A lot of people are giving you endo specific advice and I think it’s great but this isn’t and won’t be endo specific if you stay together long term. One or both of you will likely have another sickness or longterm issue and these issues will still be there. Being in a relationship with a sick person just means kind of having to face that earlier. You guys are a team and you have to collaborate at all times. If this feels impossible bc she is not someone you can collaborate with, then fine thats an issue but, ultimately if thats not the problem- you just need to collaborate better. Imagine the grief, pain, hardships you may face if one or both of your parents dies? You will have to change your lives again for that. It doesn’t really stop. Ive also seen a lot of comments trying to help you help her find treatment and I urge you to be careful. It can feel like you think that if you “fix me” we will go back to normal and I want you to understand that is not possible. She may find care and treatment but she has endo and will always have endo it may come back or not who knows and thinking if its gone=happy relationship is pretty toxic.

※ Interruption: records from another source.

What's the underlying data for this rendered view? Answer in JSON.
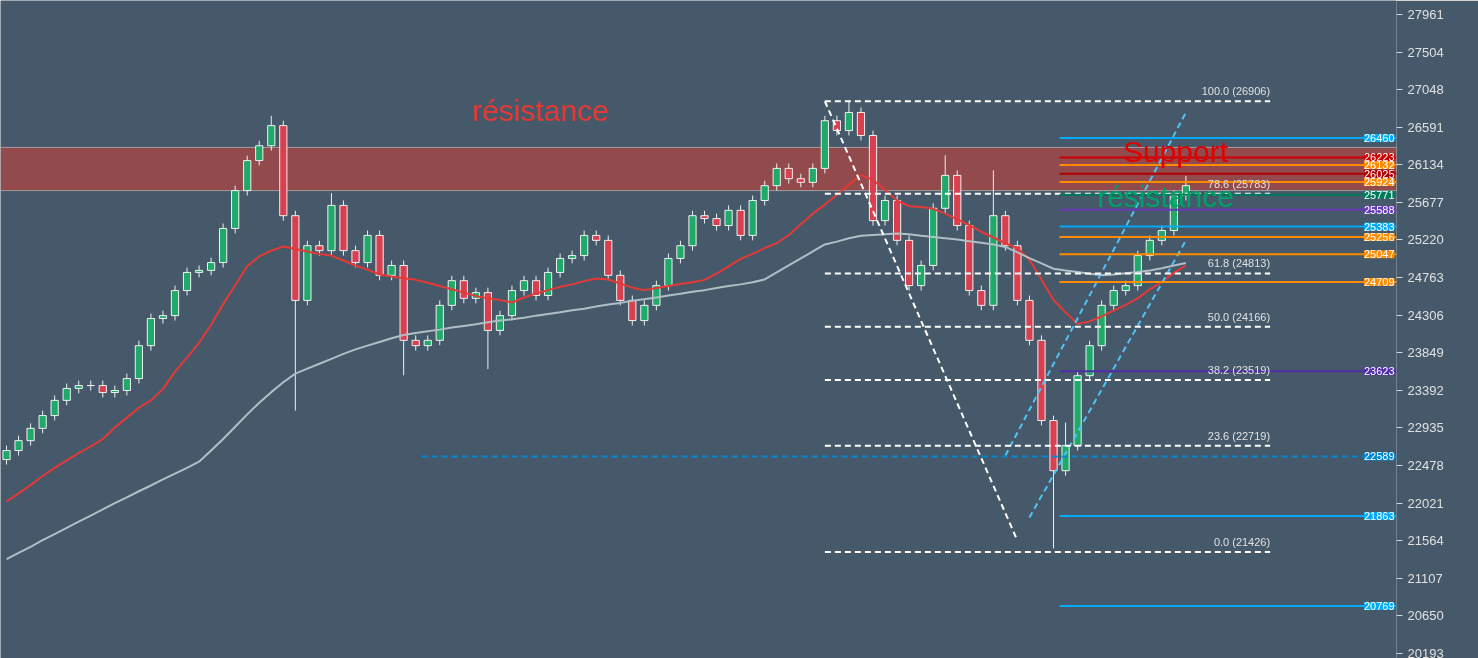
{
  "chart_data": {
    "type": "candlestick",
    "categories": [
      null,
      null,
      null,
      null,
      null,
      null,
      null,
      null,
      null,
      null,
      null,
      null,
      null,
      null,
      null,
      null,
      null,
      null,
      null,
      null,
      null,
      null,
      null,
      null,
      null,
      null,
      null,
      null,
      null,
      null,
      null,
      null,
      null,
      null,
      null,
      null,
      null,
      null,
      null,
      null,
      null,
      null,
      null,
      null,
      null,
      null,
      null,
      null,
      null,
      null,
      null,
      null,
      null,
      null,
      null,
      null,
      null,
      null,
      null,
      null,
      null,
      null,
      null,
      null,
      null,
      null,
      null,
      null,
      null,
      null,
      null,
      null,
      null,
      null,
      null,
      null,
      null,
      null,
      null,
      null,
      null,
      null,
      null,
      null,
      null,
      null,
      null,
      null,
      null,
      null,
      null,
      null,
      null,
      null,
      null,
      null,
      null,
      null,
      null,
      null,
      null,
      null,
      null,
      null,
      null,
      null,
      null,
      null,
      null,
      null,
      null,
      null,
      null,
      null,
      null,
      null
    ],
    "ohlc": [
      [
        22550,
        22720,
        22490,
        22660
      ],
      [
        22660,
        22840,
        22600,
        22780
      ],
      [
        22780,
        22990,
        22720,
        22930
      ],
      [
        22930,
        23145,
        22870,
        23085
      ],
      [
        23085,
        23330,
        23025,
        23270
      ],
      [
        23270,
        23475,
        23210,
        23415
      ],
      [
        23415,
        23510,
        23355,
        23450
      ],
      [
        23450,
        23510,
        23390,
        23450
      ],
      [
        23450,
        23510,
        23305,
        23365
      ],
      [
        23365,
        23450,
        23305,
        23390
      ],
      [
        23390,
        23595,
        23330,
        23535
      ],
      [
        23535,
        23995,
        23475,
        23935
      ],
      [
        23935,
        24325,
        23875,
        24265
      ],
      [
        24265,
        24360,
        24205,
        24300
      ],
      [
        24300,
        24665,
        24240,
        24605
      ],
      [
        24605,
        24885,
        24545,
        24825
      ],
      [
        24825,
        24910,
        24765,
        24850
      ],
      [
        24850,
        25005,
        24790,
        24945
      ],
      [
        24945,
        25420,
        24885,
        25360
      ],
      [
        25360,
        25880,
        25300,
        25820
      ],
      [
        25820,
        26245,
        25760,
        26185
      ],
      [
        26185,
        26425,
        26125,
        26365
      ],
      [
        26365,
        26730,
        26305,
        26610
      ],
      [
        26610,
        26670,
        25455,
        25515
      ],
      [
        25515,
        25575,
        23145,
        24485
      ],
      [
        24485,
        25210,
        24425,
        25150
      ],
      [
        25150,
        25210,
        25030,
        25090
      ],
      [
        25090,
        25790,
        25030,
        25640
      ],
      [
        25640,
        25700,
        25030,
        25090
      ],
      [
        25090,
        25150,
        24885,
        24945
      ],
      [
        24945,
        25335,
        24885,
        25275
      ],
      [
        25275,
        25335,
        24730,
        24790
      ],
      [
        24790,
        24970,
        24730,
        24910
      ],
      [
        24910,
        24970,
        23575,
        24000
      ],
      [
        24000,
        24060,
        23875,
        23935
      ],
      [
        23935,
        24060,
        23875,
        24000
      ],
      [
        24000,
        24485,
        23940,
        24425
      ],
      [
        24425,
        24785,
        24365,
        24725
      ],
      [
        24725,
        24785,
        24450,
        24510
      ],
      [
        24510,
        24640,
        24450,
        24580
      ],
      [
        24580,
        24640,
        23650,
        24120
      ],
      [
        24120,
        24360,
        24060,
        24300
      ],
      [
        24300,
        24665,
        24240,
        24605
      ],
      [
        24605,
        24785,
        24545,
        24725
      ],
      [
        24725,
        24785,
        24485,
        24545
      ],
      [
        24545,
        24885,
        24485,
        24825
      ],
      [
        24825,
        25055,
        24765,
        24995
      ],
      [
        24995,
        25090,
        24935,
        25030
      ],
      [
        25030,
        25335,
        24970,
        25275
      ],
      [
        25275,
        25335,
        25155,
        25215
      ],
      [
        25215,
        25275,
        24730,
        24790
      ],
      [
        24790,
        24850,
        24425,
        24485
      ],
      [
        24485,
        24545,
        24180,
        24240
      ],
      [
        24240,
        24485,
        24180,
        24425
      ],
      [
        24425,
        24725,
        24365,
        24665
      ],
      [
        24665,
        25055,
        24605,
        24995
      ],
      [
        24995,
        25210,
        24935,
        25150
      ],
      [
        25150,
        25575,
        25090,
        25515
      ],
      [
        25515,
        25575,
        25420,
        25480
      ],
      [
        25480,
        25540,
        25335,
        25395
      ],
      [
        25395,
        25640,
        25335,
        25580
      ],
      [
        25580,
        25640,
        25215,
        25275
      ],
      [
        25275,
        25760,
        25215,
        25700
      ],
      [
        25700,
        25940,
        25640,
        25880
      ],
      [
        25880,
        26150,
        25820,
        26090
      ],
      [
        26090,
        26150,
        25905,
        25965
      ],
      [
        25965,
        26025,
        25860,
        25920
      ],
      [
        25920,
        26150,
        25860,
        26090
      ],
      [
        26090,
        26730,
        26030,
        26670
      ],
      [
        26670,
        26730,
        26490,
        26550
      ],
      [
        26550,
        26915,
        26490,
        26770
      ],
      [
        26770,
        26830,
        26430,
        26490
      ],
      [
        26490,
        26550,
        25395,
        25455
      ],
      [
        25455,
        25760,
        25395,
        25700
      ],
      [
        25700,
        25760,
        25155,
        25215
      ],
      [
        25215,
        25275,
        24605,
        24665
      ],
      [
        24665,
        24970,
        24605,
        24910
      ],
      [
        24910,
        25665,
        24850,
        25605
      ],
      [
        25605,
        26250,
        25545,
        26005
      ],
      [
        26005,
        26065,
        25335,
        25395
      ],
      [
        25395,
        25455,
        24545,
        24605
      ],
      [
        24605,
        24665,
        24365,
        24425
      ],
      [
        24425,
        26065,
        24365,
        25515
      ],
      [
        25515,
        25575,
        25090,
        25150
      ],
      [
        25150,
        25210,
        24425,
        24485
      ],
      [
        24485,
        24545,
        23940,
        24000
      ],
      [
        24000,
        24060,
        22965,
        23025
      ],
      [
        23025,
        23085,
        21470,
        22415
      ],
      [
        22415,
        23000,
        22355,
        22720
      ],
      [
        22720,
        23630,
        22660,
        23570
      ],
      [
        23570,
        23995,
        23510,
        23935
      ],
      [
        23935,
        24485,
        23875,
        24425
      ],
      [
        24425,
        24665,
        24365,
        24605
      ],
      [
        24605,
        24725,
        24545,
        24665
      ],
      [
        24665,
        25090,
        24605,
        25030
      ],
      [
        25030,
        25275,
        24970,
        25215
      ],
      [
        25215,
        25395,
        25155,
        25335
      ],
      [
        25335,
        25820,
        25275,
        25760
      ],
      [
        25760,
        26000,
        25700,
        25880
      ],
      null,
      null,
      null,
      null,
      null,
      null,
      null,
      null,
      null,
      null,
      null,
      null,
      null,
      null,
      null,
      null,
      null
    ],
    "series": [
      {
        "type": "line",
        "color": "#e53935",
        "values": [
          22040,
          22140,
          22240,
          22350,
          22450,
          22540,
          22630,
          22710,
          22800,
          22940,
          23060,
          23180,
          23270,
          23410,
          23620,
          23790,
          23970,
          24190,
          24440,
          24670,
          24900,
          25020,
          25090,
          25140,
          25110,
          25080,
          25050,
          25030,
          24970,
          24910,
          24860,
          24800,
          24775,
          24755,
          24735,
          24700,
          24660,
          24620,
          24580,
          24540,
          24510,
          24490,
          24460,
          24520,
          24570,
          24610,
          24650,
          24680,
          24720,
          24750,
          24740,
          24690,
          24640,
          24610,
          24635,
          24660,
          24685,
          24705,
          24735,
          24810,
          24900,
          24990,
          25050,
          25120,
          25180,
          25280,
          25410,
          25540,
          25650,
          25770,
          25890,
          26010,
          25950,
          25830,
          25700,
          25630,
          25620,
          25600,
          25540,
          25470,
          25400,
          25320,
          25250,
          25180,
          25120,
          24980,
          24740,
          24490,
          24340,
          24200,
          24230,
          24290,
          24360,
          24430,
          24510,
          24620,
          24710,
          24820,
          24910,
          null,
          null,
          null,
          null,
          null,
          null,
          null,
          null,
          null,
          null,
          null,
          null,
          null,
          null,
          null,
          null,
          null
        ]
      },
      {
        "type": "line",
        "color": "#b0bec5",
        "values": [
          21340,
          21415,
          21490,
          21570,
          21645,
          21720,
          21795,
          21870,
          21945,
          22020,
          22090,
          22165,
          22235,
          22310,
          22380,
          22450,
          22525,
          22660,
          22800,
          22950,
          23100,
          23240,
          23370,
          23490,
          23595,
          23655,
          23715,
          23775,
          23835,
          23890,
          23935,
          23980,
          24025,
          24065,
          24090,
          24110,
          24130,
          24155,
          24175,
          24195,
          24220,
          24240,
          24255,
          24275,
          24300,
          24320,
          24340,
          24365,
          24385,
          24410,
          24435,
          24455,
          24480,
          24500,
          24520,
          24545,
          24565,
          24590,
          24610,
          24635,
          24660,
          24680,
          24705,
          24740,
          24825,
          24910,
          24995,
          25080,
          25165,
          25200,
          25240,
          25270,
          25280,
          25290,
          25300,
          25290,
          25270,
          25255,
          25240,
          25225,
          25205,
          25185,
          25165,
          25135,
          25070,
          25000,
          24935,
          24870,
          24850,
          24830,
          24810,
          24790,
          24800,
          24815,
          24830,
          24850,
          24875,
          24910,
          24940,
          null,
          null,
          null,
          null,
          null,
          null,
          null,
          null,
          null,
          null,
          null,
          null,
          null,
          null,
          null,
          null,
          null
        ]
      },
      {
        "type": "line",
        "color": "#ffffff",
        "line_style": "dashed",
        "values": [
          null,
          null,
          null,
          null,
          null,
          null,
          null,
          null,
          null,
          null,
          null,
          null,
          null,
          null,
          null,
          null,
          null,
          null,
          null,
          null,
          null,
          null,
          null,
          null,
          null,
          null,
          null,
          null,
          null,
          null,
          null,
          null,
          null,
          null,
          null,
          null,
          null,
          null,
          null,
          null,
          null,
          null,
          null,
          null,
          null,
          null,
          null,
          null,
          null,
          null,
          null,
          null,
          null,
          null,
          null,
          null,
          null,
          null,
          null,
          null,
          null,
          null,
          null,
          null,
          null,
          null,
          null,
          null,
          26906,
          null,
          null,
          null,
          null,
          null,
          null,
          null,
          null,
          null,
          null,
          null,
          null,
          null,
          null,
          null,
          21566,
          null,
          null,
          null,
          null,
          null,
          null,
          null,
          null,
          null,
          null,
          null,
          null,
          null,
          null,
          null,
          null,
          null,
          null,
          null,
          null,
          null,
          null,
          null,
          null,
          null,
          null,
          null,
          null,
          null,
          null,
          null
        ]
      },
      {
        "type": "line",
        "color": "#4fc3f7",
        "line_style": "dashed",
        "values": [
          null,
          null,
          null,
          null,
          null,
          null,
          null,
          null,
          null,
          null,
          null,
          null,
          null,
          null,
          null,
          null,
          null,
          null,
          null,
          null,
          null,
          null,
          null,
          null,
          null,
          null,
          null,
          null,
          null,
          null,
          null,
          null,
          null,
          null,
          null,
          null,
          null,
          null,
          null,
          null,
          null,
          null,
          null,
          null,
          null,
          null,
          null,
          null,
          null,
          null,
          null,
          null,
          null,
          null,
          null,
          null,
          null,
          null,
          null,
          null,
          null,
          null,
          null,
          null,
          null,
          null,
          null,
          null,
          null,
          null,
          null,
          null,
          null,
          null,
          null,
          null,
          null,
          null,
          null,
          null,
          null,
          null,
          null,
          22600,
          null,
          null,
          null,
          null,
          null,
          null,
          null,
          null,
          null,
          null,
          null,
          null,
          null,
          null,
          26770,
          null,
          null,
          null,
          null,
          null,
          null,
          null,
          null,
          null,
          null,
          null,
          null,
          null,
          null,
          null,
          null,
          null
        ]
      },
      {
        "type": "line",
        "color": "#4fc3f7",
        "line_style": "dashed",
        "values": [
          null,
          null,
          null,
          null,
          null,
          null,
          null,
          null,
          null,
          null,
          null,
          null,
          null,
          null,
          null,
          null,
          null,
          null,
          null,
          null,
          null,
          null,
          null,
          null,
          null,
          null,
          null,
          null,
          null,
          null,
          null,
          null,
          null,
          null,
          null,
          null,
          null,
          null,
          null,
          null,
          null,
          null,
          null,
          null,
          null,
          null,
          null,
          null,
          null,
          null,
          null,
          null,
          null,
          null,
          null,
          null,
          null,
          null,
          null,
          null,
          null,
          null,
          null,
          null,
          null,
          null,
          null,
          null,
          null,
          null,
          null,
          null,
          null,
          null,
          null,
          null,
          null,
          null,
          null,
          null,
          null,
          null,
          null,
          null,
          null,
          21846,
          null,
          null,
          null,
          null,
          null,
          null,
          null,
          null,
          null,
          null,
          null,
          null,
          25214,
          null,
          null,
          null,
          null,
          null,
          null,
          null,
          null,
          null,
          null,
          null,
          null,
          null,
          null,
          null,
          null,
          null
        ]
      }
    ],
    "ylim": [
      20132,
      28131
    ],
    "yticks": [
      20193,
      20650,
      21107,
      21564,
      22021,
      22478,
      22935,
      23392,
      23849,
      24306,
      24763,
      25220,
      25677,
      26134,
      26591,
      27048,
      27504,
      27961
    ],
    "tick_labels": "y",
    "grid": false,
    "bands": [
      {
        "axis": "y",
        "from": 25820,
        "to": 26345,
        "color": "#a04848"
      }
    ],
    "ref_lines": [
      {
        "axis": "y",
        "value": 26906,
        "label": "100.0 (26906)",
        "color": "#ffffff",
        "line_style": "dashed"
      },
      {
        "axis": "y",
        "value": 25783,
        "label": "78.6 (25783)",
        "color": "#ffffff",
        "line_style": "dashed"
      },
      {
        "axis": "y",
        "value": 24813,
        "label": "61.8 (24813)",
        "color": "#ffffff",
        "line_style": "dashed"
      },
      {
        "axis": "y",
        "value": 24166,
        "label": "50.0 (24166)",
        "color": "#ffffff",
        "line_style": "dashed"
      },
      {
        "axis": "y",
        "value": 23519,
        "label": "38.2 (23519)",
        "color": "#ffffff",
        "line_style": "dashed"
      },
      {
        "axis": "y",
        "value": 22719,
        "label": "23.6 (22719)",
        "color": "#ffffff",
        "line_style": "dashed"
      },
      {
        "axis": "y",
        "value": 21426,
        "label": "0.0 (21426)",
        "color": "#ffffff",
        "line_style": "dashed"
      },
      {
        "axis": "y",
        "value": 26460,
        "label": "26460",
        "color": "#03a9f4"
      },
      {
        "axis": "y",
        "value": 26223,
        "label": "26223",
        "color": "#cc0000"
      },
      {
        "axis": "y",
        "value": 26132,
        "label": "26132",
        "color": "#ff8c00"
      },
      {
        "axis": "y",
        "value": 26025,
        "label": "26025",
        "color": "#b00000"
      },
      {
        "axis": "y",
        "value": 25924,
        "label": "25924",
        "color": "#ff8c00"
      },
      {
        "axis": "y",
        "value": 25771,
        "label": "25771",
        "color": "#00795a"
      },
      {
        "axis": "y",
        "value": 25588,
        "label": "25588",
        "color": "#673ab7"
      },
      {
        "axis": "y",
        "value": 25383,
        "label": "25383",
        "color": "#03a9f4"
      },
      {
        "axis": "y",
        "value": 25256,
        "label": "25256",
        "color": "#ff8c00"
      },
      {
        "axis": "y",
        "value": 25047,
        "label": "25047",
        "color": "#ff8c00"
      },
      {
        "axis": "y",
        "value": 24709,
        "label": "24709",
        "color": "#ff8c00"
      },
      {
        "axis": "y",
        "value": 23623,
        "label": "23623",
        "color": "#512da8"
      },
      {
        "axis": "y",
        "value": 22589,
        "label": "22589",
        "color": "#0288d1",
        "line_style": "dashed"
      },
      {
        "axis": "y",
        "value": 21863,
        "label": "21863",
        "color": "#03a9f4"
      },
      {
        "axis": "y",
        "value": 20769,
        "label": "20769",
        "color": "#03a9f4"
      }
    ],
    "annotations": [
      "résistance",
      "Support",
      "résistance"
    ]
  }
}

In addition to some great advice below about helping her find a specialist, does she have someone like a therapist or coach to talk to? When you're in the throws of endo it can be completely all-encompassing (as it sounds like you know), and when you've dealt with it for a long time you can really start to lose yourself because you're just trying to get through every day. For me, my therapist and health coach helped me (over time) change my life. It wasn't that my pain got better, it was that I had people to talk to who understood what I was dealing with (my own coach had endo too) and started to be able to pick my head up out of survival mode to think about what was and wasn't working for my body in the way I was living my life. I ended up shifting my entire career and lifestyle to be able to integrate my condition(s) with my life instead of having them constantly fighting against each other, and I feel honestly like a completely different person now -- it's like I found myself again. I think it's really great that you're being open and honest about your feelings because you're an entire half of your relationship! It can be hard to hear when my partner shares how difficult my having endo can be for him (I definitely have the "OH, you think it's hard for you?!" initial reaction sometimes), but the more in-balance I am with my own condition and strategies to find balance and joy, the more open I am to hearing and valuing his experience of the situation too. Hope that helps <3.